Under Selig, the pastime has experienced unprecedented prosperity, record attendance, an exponential spread of global marketing and deep disgrace. The ongoing steroid scandal, now pushing 20 years, makes the Black Sox fix and Pete Rose betting on baseball look like traffic violations. On Selig's watch, the only expansion bigger than revenue that topped $6 billion in 2007, was the expansion of biceps pumped to bursting by an epidemic of anabolic steroid and human growth hormone abuse so pervasive it has overrun the sport.

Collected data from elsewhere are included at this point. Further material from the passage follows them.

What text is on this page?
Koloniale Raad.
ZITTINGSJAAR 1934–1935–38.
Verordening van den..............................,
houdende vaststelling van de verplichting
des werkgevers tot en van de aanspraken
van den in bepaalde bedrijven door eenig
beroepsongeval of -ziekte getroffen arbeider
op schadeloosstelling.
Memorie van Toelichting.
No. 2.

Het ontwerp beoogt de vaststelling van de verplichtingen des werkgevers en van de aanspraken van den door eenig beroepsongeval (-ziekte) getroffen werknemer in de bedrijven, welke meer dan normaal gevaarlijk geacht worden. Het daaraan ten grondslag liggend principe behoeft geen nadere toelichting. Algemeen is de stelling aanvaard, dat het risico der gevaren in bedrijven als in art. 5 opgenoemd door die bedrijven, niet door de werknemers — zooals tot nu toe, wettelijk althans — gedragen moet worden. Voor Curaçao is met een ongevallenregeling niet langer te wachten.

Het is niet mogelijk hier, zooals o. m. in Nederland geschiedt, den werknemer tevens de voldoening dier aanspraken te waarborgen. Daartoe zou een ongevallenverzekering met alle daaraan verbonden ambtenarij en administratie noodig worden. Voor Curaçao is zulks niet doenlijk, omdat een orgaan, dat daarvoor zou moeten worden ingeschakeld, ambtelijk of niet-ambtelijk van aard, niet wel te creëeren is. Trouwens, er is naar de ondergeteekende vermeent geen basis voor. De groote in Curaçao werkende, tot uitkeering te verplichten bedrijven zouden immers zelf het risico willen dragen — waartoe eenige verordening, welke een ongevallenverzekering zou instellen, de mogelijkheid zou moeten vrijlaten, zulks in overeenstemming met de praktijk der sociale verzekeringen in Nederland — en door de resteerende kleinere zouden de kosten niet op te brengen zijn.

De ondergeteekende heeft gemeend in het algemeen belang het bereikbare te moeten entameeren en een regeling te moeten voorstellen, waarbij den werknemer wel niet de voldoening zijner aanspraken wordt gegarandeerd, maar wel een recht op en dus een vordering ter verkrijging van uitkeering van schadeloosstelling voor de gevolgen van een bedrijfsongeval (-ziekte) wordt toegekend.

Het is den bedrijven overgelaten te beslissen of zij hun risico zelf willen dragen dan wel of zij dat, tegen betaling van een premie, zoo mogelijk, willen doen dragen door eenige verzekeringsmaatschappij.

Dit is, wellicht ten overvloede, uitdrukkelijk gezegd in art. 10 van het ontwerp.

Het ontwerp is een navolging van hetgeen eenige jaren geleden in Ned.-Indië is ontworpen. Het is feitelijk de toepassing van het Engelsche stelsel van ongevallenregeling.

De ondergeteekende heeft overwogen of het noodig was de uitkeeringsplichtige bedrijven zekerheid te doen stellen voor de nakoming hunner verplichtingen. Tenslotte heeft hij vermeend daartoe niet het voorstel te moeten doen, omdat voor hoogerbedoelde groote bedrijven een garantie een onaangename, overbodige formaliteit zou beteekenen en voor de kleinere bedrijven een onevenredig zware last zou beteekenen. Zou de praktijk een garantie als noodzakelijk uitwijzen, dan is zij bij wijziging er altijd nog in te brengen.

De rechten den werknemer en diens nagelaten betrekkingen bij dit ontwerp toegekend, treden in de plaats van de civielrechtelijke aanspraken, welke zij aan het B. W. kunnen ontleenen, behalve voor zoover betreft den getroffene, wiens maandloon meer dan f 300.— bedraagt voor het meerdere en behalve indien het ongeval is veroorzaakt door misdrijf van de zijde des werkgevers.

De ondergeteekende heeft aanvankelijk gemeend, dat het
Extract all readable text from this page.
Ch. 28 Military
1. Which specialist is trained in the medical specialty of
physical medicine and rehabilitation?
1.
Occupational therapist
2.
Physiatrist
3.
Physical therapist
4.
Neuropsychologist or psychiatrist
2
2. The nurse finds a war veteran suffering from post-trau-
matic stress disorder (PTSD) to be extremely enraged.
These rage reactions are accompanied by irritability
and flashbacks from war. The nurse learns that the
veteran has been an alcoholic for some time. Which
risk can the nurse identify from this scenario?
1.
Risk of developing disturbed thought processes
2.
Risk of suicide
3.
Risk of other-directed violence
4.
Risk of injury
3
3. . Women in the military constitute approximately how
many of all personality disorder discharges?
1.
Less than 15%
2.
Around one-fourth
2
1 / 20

And with the release of 85 names last Thursday in a legally worthless, MLB-mandated, report implicating seven former MVPs and several future Hall of Famers, Selig has ridden shotgun over a process that has marked the entire sport lousy. Using classic Vietnam Hearts and Minds doctrine, Bud burned the village to save it. All 30 ownership groups are co-conspirators.
Former Senate Majority Leader George Mitchell, a current director of the Red Sox, released the names. The names were given up to his investigators by a pair of indicted plea bargainers, one a former New York Mets clubhouse man. The other was a strength coach brought into the Yankees clubhouse by workout fanatic Roger Clemens, the biggest name in the Mitchell Report.
There is a mushroom cloud over baseball now and the fallout soon will envelop everybody in and around the sport. It will compromise every general manager, field manager and coach, anybody in contact with the sport on a daily basis. Beat writers who lacked evidence to report on what they suspected was happening in the off-limits clubhouse sanctums but lacked legal evidence or sources to put it on the record will be under mounting pressure to report what they suspect. If George Mitchell can do it, why not them? A long appendix in the report references many newspaper accounts' suspicions raised by suddenly bigger and stronger players doing suddenly amazing things, often while many years past their normal baseball primes.